The Dam Busters March is the theme for the 1955 British war film The Dam Busters. The musical composition, by Eric Coates, has become synonymous with both the film and the real Operation Chastise. The Dam Busters March remains a very popular accompaniment to flypasts in the UK.

==Origins==
Coates's son, Austin Coates, recounted in a BBC radio interview that the march was not written for The Dam Busters. His father had been carrying out an exercise in composing a march that emulated the musical forms of Edward Elgar, such as in the Pomp and Circumstance Marches. A few days after completing the composition Coates was contacted by the film's producers. Coates had a profound dislike of writing film music and turned down the producers' numerous requests. Not until they told him that this was "a film of national importance" did he agree. On hearing more about the film, he came to the conclusion that the piece he had just finished would be a perfect overture. The march was performed for the film by the Associated British Studio Orchestra.

The film's musical score was completed by Leighton Lucas.

==Other usage==
The Central Band of the Royal Air Force released a single of the march (HMV B10877) which reached 18 in the UK record charts on 21 October 1955.

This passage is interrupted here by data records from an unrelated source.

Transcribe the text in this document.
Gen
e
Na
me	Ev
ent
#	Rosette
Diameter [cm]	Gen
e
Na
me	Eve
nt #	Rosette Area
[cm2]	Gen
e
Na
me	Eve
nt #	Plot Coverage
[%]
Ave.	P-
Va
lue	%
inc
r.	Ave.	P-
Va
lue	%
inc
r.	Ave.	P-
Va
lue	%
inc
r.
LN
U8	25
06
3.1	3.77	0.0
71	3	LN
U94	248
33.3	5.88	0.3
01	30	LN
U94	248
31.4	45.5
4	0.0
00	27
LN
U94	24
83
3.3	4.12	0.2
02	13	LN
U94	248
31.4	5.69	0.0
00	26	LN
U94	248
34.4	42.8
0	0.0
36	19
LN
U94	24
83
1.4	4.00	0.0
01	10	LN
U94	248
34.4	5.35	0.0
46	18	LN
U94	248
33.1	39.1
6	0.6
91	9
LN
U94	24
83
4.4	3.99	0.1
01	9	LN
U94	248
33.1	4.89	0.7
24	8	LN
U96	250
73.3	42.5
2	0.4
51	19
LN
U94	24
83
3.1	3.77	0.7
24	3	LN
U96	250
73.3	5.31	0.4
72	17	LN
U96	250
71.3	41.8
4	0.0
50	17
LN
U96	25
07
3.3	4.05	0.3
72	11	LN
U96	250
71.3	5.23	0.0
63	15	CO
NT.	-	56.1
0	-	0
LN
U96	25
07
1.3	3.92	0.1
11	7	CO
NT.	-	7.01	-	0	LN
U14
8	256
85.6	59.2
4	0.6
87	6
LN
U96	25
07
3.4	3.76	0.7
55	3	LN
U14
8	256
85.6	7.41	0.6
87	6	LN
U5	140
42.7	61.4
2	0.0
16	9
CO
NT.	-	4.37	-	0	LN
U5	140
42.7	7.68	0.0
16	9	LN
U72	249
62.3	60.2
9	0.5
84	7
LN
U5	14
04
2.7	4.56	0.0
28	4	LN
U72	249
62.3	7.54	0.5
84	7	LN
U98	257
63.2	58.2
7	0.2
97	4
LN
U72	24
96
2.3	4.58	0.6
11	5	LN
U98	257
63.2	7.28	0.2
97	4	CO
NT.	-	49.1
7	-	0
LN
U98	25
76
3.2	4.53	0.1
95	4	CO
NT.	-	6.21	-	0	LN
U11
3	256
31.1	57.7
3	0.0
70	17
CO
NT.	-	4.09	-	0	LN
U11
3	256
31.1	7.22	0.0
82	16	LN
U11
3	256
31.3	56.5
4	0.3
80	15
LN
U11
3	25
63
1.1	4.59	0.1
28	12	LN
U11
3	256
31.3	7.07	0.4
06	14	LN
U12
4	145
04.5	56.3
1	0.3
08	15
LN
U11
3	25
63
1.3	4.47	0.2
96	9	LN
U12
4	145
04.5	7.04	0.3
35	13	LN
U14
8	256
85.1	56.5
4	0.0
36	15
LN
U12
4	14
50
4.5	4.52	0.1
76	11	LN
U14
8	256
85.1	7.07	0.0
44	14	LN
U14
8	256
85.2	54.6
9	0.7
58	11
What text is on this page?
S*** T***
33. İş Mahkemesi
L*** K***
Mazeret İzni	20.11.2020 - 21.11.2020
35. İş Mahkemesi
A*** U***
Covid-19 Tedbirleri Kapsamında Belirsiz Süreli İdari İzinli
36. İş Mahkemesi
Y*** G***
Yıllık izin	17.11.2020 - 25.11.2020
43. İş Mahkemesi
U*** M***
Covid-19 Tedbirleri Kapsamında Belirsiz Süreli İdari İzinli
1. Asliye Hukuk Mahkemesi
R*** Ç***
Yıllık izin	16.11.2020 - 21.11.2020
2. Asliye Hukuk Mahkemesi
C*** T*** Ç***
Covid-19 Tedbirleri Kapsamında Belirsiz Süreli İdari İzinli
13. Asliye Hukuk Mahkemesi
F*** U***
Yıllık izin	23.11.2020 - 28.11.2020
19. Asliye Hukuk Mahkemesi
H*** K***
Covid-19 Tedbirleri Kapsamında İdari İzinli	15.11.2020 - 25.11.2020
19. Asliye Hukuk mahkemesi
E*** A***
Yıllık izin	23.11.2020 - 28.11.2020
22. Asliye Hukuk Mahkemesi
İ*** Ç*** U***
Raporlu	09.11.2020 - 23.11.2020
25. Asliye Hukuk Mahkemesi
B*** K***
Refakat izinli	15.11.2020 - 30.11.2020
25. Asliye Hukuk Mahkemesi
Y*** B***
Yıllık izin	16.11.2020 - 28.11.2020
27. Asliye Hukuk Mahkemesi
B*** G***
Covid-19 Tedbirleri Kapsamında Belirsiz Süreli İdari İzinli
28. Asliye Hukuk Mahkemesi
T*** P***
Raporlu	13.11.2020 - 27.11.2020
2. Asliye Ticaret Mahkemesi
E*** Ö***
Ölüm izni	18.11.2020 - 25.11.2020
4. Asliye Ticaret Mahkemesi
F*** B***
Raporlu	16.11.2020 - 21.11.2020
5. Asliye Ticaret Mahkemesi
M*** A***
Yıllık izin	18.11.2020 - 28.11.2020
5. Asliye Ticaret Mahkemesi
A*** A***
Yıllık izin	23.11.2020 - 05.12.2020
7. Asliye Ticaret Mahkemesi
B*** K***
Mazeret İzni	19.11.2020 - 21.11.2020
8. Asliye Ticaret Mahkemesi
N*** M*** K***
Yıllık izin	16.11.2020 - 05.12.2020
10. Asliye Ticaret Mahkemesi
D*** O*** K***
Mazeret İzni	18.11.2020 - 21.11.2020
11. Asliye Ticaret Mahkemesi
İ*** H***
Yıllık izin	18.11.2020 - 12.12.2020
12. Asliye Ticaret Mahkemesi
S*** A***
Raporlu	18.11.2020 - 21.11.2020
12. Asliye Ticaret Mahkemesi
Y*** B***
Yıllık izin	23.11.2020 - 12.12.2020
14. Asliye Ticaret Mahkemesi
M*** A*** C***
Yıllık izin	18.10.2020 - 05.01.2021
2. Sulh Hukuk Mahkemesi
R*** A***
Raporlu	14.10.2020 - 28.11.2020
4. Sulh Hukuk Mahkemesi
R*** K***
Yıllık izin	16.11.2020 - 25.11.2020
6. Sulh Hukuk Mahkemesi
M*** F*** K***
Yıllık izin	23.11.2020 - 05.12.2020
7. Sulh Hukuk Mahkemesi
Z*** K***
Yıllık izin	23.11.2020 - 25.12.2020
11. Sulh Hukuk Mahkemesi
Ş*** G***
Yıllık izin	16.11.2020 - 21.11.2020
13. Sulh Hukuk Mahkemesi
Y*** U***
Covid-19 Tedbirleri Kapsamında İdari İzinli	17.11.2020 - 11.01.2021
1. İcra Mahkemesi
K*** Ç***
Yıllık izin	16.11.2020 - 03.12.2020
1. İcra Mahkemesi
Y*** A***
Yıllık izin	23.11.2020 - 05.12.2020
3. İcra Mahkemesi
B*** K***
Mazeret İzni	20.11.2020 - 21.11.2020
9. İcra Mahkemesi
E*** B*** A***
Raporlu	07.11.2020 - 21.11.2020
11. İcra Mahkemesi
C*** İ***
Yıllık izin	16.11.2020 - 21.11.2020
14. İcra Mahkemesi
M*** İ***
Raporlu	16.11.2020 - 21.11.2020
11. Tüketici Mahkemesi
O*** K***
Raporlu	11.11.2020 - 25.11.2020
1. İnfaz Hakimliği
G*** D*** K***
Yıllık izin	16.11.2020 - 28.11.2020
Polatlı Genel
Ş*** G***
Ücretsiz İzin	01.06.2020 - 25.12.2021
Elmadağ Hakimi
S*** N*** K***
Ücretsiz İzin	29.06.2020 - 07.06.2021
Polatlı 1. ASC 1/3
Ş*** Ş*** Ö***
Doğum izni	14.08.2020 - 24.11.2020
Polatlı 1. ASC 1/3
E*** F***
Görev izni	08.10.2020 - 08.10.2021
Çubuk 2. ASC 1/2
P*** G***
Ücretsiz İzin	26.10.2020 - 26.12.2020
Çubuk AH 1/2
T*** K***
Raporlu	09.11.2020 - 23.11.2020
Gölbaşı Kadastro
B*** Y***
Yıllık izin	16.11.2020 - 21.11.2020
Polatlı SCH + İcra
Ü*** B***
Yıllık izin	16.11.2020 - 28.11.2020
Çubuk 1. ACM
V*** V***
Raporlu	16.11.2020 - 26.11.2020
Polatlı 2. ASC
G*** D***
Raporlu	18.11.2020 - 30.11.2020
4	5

The march is now the musical setting for the hymn "God is our strength and refuge", based on Psalm 46.

By the time the sheet music for the march was published in 1955, Carlene Mair had added the following lyrics:

Proudly, with high endeavour,
We, who are young forever,
Won the freedom of the skies.
We shall never die!
We who have made our story
Part of our Empire's [later: 'country's'] glory
Know our hearts will still live on
While Britons fly!

Fans of Lincoln City sing the song, with their arms outstretched imitating aircraft, after their team scores.
It is also regularly played by Scottish football club Rangers F.C. post match.

The march was featured in the 1973 Christmas special of The Goodies television series, "The Goodies and the Beanstalk" and the 2nd episode of Series 7 "Dodonuts" as well the 6th episode "Holiday" of the 9th and final series.

Progressive rock band Jethro Tull concluded their concerts in the late 1970s and early 1980s with a rock rendition of the theme. It can be heard on their live 1978 album, Bursting Out.

In Chile, the orchestral version of this march was used for 40 years as a theme song for the radio news show "El Correo de Minería", in Radio Minería.

The march, with a lyric written for the occasion, was used as a theme song for the Norwegian YMCA Scouts national scout camp in Mandal, Norway in mid 1990.

In the early 1990s, Land Rover featured "The Dam Busters March" in a television advertisement for the Land Rover Defender.

In 1990, Carlsberg Group parodied the 1955 film including "The Dam Busters March" in a television advertisement for Carling Black Label beer. In 1994, the March and the idea of the bouncing bomb (this time a rolled-up towel towards a sunbed) were used in another Carlsberg advertisement.

A slightly re-arranged orchestral version is used in Danny Boyle's short film Happy and Glorious, made for London's 2012 Summer Olympics opening ceremony.

The song is featured on the high score screen of the Dragon 32 game Tea Time.